In 1452 (or 1450), Geoffrey had purchased the manor of Blickling in Norfolk from his friend and patron, Sir John Fastolf.
5
The manor had once been the property of the eleventh century Saxon king, Harold Godwineson,
6
and the original manor house on the site had been built in the 1390s by Sir Nicholas Dagworth, but it was evidently outdated or in poor repair, because—as has recently been discovered—it was rebuilt as Blickling Hall, “a fair house” of red brick, by Geoffrey Boleyn.
7
Geoffrey also built the chapel of St. Thomas in Blickling church, and adorned it with beautiful stained glass incorporating the heraldic arms of himself and his wife, which still survives today; in his will, he asked to be buried there if he departed this life at Blickling. In the event, he died in London.

Ten years later, in 1462, Geoffrey bought the manors of Hever Cobham and Hever Brokays in Kent from William Fiennes, Lord Saye and Sele,
8
as well as thirteenth century Hever Castle from Sir Thomas Cobham. Sir Geoffrey now moved in the same social circles as the prosperous Paston family (Norfolk neighbors who knew the Boleyns well, and whose surviving letters tell us so much about fifteenth century life), the Norfolk gentry, and even the exalted Howards, who were descended from King Edward I, and at the head of whose house was John Howard, first Duke of Norfolk; the friendship between the Boleyns and the Howards, which would later be cemented by marriage, dated from at least 1469.
9

When he died in 1463,
10
Geoffrey was buried in the church of St.
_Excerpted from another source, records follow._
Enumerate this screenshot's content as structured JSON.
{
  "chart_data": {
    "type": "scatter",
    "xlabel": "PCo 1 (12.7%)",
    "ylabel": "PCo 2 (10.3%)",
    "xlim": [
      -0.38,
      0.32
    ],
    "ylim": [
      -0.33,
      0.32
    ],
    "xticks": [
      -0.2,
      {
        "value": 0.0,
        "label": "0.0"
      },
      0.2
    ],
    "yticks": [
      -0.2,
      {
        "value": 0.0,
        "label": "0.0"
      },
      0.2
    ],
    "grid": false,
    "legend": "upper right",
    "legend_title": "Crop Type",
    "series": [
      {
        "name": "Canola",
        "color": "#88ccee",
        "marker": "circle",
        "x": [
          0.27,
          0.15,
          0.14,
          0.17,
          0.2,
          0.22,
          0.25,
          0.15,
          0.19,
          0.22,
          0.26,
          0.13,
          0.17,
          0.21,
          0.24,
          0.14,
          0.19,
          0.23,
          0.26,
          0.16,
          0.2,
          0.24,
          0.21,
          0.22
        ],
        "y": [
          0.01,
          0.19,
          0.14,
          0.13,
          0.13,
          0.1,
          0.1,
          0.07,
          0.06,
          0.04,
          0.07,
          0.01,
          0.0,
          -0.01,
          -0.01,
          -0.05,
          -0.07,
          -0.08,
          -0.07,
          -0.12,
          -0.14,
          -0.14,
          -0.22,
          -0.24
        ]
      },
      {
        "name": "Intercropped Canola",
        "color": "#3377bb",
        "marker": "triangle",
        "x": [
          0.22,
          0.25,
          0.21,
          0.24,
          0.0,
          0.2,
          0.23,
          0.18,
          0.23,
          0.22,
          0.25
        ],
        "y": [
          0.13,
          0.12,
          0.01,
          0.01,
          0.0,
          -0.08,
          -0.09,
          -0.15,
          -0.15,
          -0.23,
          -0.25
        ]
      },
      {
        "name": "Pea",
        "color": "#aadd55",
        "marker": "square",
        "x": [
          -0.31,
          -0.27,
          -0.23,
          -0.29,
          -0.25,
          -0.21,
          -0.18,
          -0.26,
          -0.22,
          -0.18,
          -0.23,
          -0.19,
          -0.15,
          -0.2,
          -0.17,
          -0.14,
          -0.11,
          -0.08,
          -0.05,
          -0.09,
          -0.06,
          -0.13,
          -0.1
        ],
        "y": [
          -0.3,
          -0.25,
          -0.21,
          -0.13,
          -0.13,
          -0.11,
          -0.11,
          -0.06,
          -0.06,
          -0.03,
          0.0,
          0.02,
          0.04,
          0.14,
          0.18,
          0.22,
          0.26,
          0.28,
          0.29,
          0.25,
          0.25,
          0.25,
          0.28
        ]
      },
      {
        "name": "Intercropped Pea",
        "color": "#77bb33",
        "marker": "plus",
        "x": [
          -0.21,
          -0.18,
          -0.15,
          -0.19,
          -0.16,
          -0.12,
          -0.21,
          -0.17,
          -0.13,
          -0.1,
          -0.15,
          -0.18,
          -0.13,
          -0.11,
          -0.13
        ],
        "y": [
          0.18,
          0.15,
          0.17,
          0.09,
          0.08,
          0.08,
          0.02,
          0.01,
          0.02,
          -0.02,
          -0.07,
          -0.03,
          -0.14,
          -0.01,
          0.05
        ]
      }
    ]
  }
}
Lawrence Jewry by the Guildhall in London. His heir, Thomas Boleyn of Salle, was buried there beside him in 1471,
11
when the family wealth and estates passed to Geoffrey's second son, William Boleyn, Mary's grandfather, who had been born around 1451; he was “aged 36 or more” in the inquisition postmortem on his cousin, Thomas Hoo, taken in October 1487.